W zeszły weekend Buffalo Bills wyraził swoje zaangażowanie w QB1. Rachunki i rozgrywający Josh Allen osiągnęła porozumienie w sprawie sześcioletniego przedłużenia o wartości 330 milionów dolarów Aby utrzymać Allena w zespole do 2030 roku.
W środę Allen powtórzył, że jest równie zaangażowany w zespół. Na konferencji prasowej panujący NFL MVP powiedział, że chciałby spędzić resztę kariery w Buffalo, jeśli może.
(Mayhem Yahoo Fantasy Bracket powraca: Wejdź po strzał, aby wygrać do 50 000 $)
„Nie chcę grać nigdzie indziej. Niezbyt często gracze pozostają z jedną drużyną przez całą swoją karierę” – powiedział Allen. „To jest dla mnie dom i nigdy nie będzie w domu. Chciałbym nadal grać tak długo, jak to możliwe, a kiedy nadejdzie czas, aby podnieść korki, mam nadzieję, że będzie to w Buffalo”.
Allen, który ma 28 lat, wyjaśnił, że nie planuje na emeryturę w najbliższym czasie. „Wciąż ma długą drogę, dopóki nie pomyślimy o końcu” – powiedział.
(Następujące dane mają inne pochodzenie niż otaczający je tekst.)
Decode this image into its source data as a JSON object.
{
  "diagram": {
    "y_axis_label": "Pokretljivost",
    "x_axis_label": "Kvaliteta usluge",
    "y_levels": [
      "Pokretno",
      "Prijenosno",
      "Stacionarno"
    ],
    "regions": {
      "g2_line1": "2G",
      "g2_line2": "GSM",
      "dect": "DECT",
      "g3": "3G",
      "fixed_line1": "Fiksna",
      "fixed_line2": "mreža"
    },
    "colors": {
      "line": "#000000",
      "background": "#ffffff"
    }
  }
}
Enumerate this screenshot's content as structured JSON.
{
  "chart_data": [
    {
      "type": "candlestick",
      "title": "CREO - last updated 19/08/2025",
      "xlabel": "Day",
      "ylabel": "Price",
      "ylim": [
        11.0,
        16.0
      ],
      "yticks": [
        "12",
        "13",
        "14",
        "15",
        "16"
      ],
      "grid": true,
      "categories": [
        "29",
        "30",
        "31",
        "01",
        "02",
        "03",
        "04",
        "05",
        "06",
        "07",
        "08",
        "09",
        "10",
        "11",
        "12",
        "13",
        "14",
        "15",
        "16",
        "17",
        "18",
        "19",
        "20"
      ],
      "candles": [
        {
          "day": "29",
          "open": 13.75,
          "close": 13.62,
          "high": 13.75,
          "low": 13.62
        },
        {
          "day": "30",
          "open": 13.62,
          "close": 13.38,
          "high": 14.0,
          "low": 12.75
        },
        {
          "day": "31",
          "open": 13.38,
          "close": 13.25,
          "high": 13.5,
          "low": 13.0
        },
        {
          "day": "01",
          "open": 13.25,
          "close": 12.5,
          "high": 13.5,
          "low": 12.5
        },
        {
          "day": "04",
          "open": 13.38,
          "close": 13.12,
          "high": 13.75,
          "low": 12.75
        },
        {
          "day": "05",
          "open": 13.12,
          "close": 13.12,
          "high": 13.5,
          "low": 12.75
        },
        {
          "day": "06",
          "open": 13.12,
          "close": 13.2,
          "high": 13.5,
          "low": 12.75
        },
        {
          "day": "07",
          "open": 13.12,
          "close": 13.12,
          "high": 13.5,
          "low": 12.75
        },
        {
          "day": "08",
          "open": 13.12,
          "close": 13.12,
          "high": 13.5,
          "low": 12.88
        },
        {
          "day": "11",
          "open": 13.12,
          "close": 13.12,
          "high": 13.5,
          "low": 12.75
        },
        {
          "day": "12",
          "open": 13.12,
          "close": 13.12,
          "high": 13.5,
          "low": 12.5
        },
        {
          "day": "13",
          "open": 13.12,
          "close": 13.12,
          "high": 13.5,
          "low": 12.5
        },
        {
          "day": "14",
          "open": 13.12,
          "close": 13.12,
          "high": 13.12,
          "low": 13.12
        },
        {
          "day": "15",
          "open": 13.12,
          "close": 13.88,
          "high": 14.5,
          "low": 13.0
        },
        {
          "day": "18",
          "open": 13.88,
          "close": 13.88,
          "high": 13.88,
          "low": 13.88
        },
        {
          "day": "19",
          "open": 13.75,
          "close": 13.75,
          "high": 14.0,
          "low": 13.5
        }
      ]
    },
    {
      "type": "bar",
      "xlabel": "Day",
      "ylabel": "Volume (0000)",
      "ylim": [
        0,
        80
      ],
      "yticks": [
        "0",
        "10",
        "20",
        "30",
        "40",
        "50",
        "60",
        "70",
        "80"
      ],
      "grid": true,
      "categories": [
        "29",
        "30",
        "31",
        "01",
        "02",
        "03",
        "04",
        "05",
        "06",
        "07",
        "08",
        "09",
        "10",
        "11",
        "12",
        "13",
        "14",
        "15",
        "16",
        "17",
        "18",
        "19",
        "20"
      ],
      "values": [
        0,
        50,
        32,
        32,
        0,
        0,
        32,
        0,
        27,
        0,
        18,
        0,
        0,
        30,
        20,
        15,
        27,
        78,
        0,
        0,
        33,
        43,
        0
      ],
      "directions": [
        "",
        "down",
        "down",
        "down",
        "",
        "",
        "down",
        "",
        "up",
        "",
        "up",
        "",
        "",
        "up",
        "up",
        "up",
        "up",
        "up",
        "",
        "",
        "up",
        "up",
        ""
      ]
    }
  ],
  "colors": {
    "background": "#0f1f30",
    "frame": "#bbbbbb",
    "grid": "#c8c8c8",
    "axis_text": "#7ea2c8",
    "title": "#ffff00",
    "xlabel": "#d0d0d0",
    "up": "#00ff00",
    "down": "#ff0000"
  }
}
Allen powiedział, że zakochał się w Buffalo podczas swojej pierwszej oficjalnej wizyty, mówiąc, że od razu „czuł się jak w domu”. Rozgrywający był pierwszym numerem 7 w NFL Draft 2018 i od tego czasu poprowadził rachunki do sześciu prostych miejsc po sezonie i pięciu prostych tytułów AFC East Division.
Ogólnie rzecz biorąc, był to bardzo dobry rok dla Allena, który zabezpieczył swoją ogromną wypłatę na piętach pierwszej nagrody MVP. (Allen Również zaręczył się do aktorki Hailee Steinfeld w listopadzie i już świętował swoją imprezę kawalerską.)
Allen miał cztery lata przed przedłużeniem, ale nowa umowa dodała czas i pieniądze do jego istniejącej umowy. Podobno przedłużenie obejmuje gwarantowane 250 milionów dolarów, co jest największą gwarancją, jaką kiedykolwiek przekazano graczowi NFL.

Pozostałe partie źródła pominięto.